Nous avions découvert avec émerveillement Agathe Royale au Cado, le Centre national de création d’Orléans que Christophe Lidon dirige depuis huit ans. Ce spectacle clôturait la saison 22-23. Avec pour sujet le théâtre et, pour reprendre le titre de la biographie de Jean-Pierre Miquel, Ces animaux étranges que sont les actrices et acteurs, cette pièce trouvera toute sa place au Festival Off d’Avignon, dans cet instant magique où tous les amoureux de l’art dramatique convergent vers la cité des Papes transformée en cité du théâtre.

Une diva haut en couleur
Agathe Royal © Cyrille Valroff
© Cyrille Valroff

Qui est Agathe Royale ? Une prima donna, une « légende vivante, de toutes les grandes scènes des théâtres parisiens et du subventionné… » Ce soir, elle sera Médée. Pas celle des classiques, mais celle d’un auteur-metteur en scène contemporain ! Comme il faut faire du moderne, le spectacle démarre par une vidéo, tournée en direct, où l’on voit la vedette se préparer dans la loge. L’idée étant que cette caméra ne la lâche jamais durante toute la pièce. Un procédé très prisé qui fera dire à la comédienne, dans un accès d’agacement, « on n’est pas à la télé ! ».

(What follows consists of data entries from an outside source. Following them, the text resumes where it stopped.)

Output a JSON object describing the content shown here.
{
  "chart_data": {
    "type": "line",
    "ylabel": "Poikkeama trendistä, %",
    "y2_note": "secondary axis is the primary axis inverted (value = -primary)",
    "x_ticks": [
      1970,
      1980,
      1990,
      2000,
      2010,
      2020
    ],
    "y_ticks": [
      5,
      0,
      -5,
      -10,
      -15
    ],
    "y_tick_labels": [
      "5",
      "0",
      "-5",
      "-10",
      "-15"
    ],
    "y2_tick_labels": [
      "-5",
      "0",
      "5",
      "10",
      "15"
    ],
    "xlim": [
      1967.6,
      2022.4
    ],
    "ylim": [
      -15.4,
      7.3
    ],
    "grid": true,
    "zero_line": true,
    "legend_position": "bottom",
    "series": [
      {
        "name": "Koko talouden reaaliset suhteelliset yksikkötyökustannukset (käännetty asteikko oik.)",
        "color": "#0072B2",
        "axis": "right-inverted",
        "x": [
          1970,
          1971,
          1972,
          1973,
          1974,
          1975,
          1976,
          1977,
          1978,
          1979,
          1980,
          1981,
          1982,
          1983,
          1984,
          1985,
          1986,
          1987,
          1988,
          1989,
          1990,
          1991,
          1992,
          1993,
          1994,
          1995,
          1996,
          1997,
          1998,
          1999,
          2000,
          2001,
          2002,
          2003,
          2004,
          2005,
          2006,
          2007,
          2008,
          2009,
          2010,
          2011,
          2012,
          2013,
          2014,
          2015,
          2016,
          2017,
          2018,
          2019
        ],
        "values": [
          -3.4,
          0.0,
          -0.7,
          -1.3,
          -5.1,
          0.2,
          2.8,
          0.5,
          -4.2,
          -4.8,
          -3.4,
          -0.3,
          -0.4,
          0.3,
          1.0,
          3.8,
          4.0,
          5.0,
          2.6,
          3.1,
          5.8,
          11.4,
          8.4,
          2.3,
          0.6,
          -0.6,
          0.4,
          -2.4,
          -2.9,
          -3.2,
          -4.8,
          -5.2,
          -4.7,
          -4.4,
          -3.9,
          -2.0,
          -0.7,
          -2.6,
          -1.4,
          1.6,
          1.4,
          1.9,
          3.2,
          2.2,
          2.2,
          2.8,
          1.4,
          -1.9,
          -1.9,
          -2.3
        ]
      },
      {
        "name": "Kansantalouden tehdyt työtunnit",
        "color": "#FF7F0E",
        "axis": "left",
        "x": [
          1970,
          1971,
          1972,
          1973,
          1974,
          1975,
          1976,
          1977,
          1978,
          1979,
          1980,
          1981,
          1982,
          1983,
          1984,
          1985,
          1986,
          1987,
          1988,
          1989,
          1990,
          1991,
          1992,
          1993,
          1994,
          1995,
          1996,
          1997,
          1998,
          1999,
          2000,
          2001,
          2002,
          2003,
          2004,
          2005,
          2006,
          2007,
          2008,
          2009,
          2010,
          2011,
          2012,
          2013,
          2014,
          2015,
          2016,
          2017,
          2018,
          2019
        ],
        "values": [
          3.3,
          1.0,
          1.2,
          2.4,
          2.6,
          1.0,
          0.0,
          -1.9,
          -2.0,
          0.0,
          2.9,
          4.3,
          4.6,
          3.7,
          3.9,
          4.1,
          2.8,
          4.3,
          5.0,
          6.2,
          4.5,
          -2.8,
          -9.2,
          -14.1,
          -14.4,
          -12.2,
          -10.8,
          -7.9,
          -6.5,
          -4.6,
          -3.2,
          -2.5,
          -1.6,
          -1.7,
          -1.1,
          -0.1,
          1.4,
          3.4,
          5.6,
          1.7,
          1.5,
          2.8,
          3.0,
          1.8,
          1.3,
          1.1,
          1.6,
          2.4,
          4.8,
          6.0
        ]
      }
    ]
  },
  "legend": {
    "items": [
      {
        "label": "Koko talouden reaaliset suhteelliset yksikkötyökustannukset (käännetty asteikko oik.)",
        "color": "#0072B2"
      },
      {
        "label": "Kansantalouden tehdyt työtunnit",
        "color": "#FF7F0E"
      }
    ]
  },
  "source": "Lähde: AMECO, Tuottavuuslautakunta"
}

La vedette entre enfin sur scène, perruque blanche toute frisée, dans un costume de reine magnifique… suivie de près par celui qui joue son fils Médos, vêtu d’un exomide, une tunique courte avec une épaule dégagée. Ils enchaînent les répliques d’un texte qui semble tout de suite « bien bavard ». Une petite série d’accidents, comme il en arrive tant au théâtre (retardataire bruyant, toux intempestives, papiers de bonbons et, le pire de tout, sonnerie de téléphone), va perturber la concentration de la comédienne, jusqu’à lui en faire perdre le fil de son texte. La coupe est pleine, c’est terminé : elle ne jouera pas !

La grande Catherine

Au lieu d’entendre la pièce, les spectateurs auront le droit à une sorte de confession intime dans laquelle la prima donna va dévoiler les faces cachées de son monde intérieur. Devant la panique de son compagnon de jeu, elle se fait rassurante à sa manière : « T’occupe pas des spectateurs, ils ne sont là ni pour toi, ni pour cette nouvelle version de Médée. Ils sont là pour moi ! » Jean-Benoît Patricot, auteur entre autres de Pompier(s), de Darius et de L’Aquoiboniste, nous sert alors une belle œuvre sur le métier d’actrice et d’acteur. L’une est au fait de sa gloire, l’autre à ses balbutiements. En imaginant ce personnage que Cocteau qualifierait sans soucis de « monstre sacré », et Dubillard de « sacré monstre », il trace le portrait d’une artiste grandiose qui cache des fêlures de femmes bouleversantes. On n’arrive pas à ce niveau sans concessions avec la vie !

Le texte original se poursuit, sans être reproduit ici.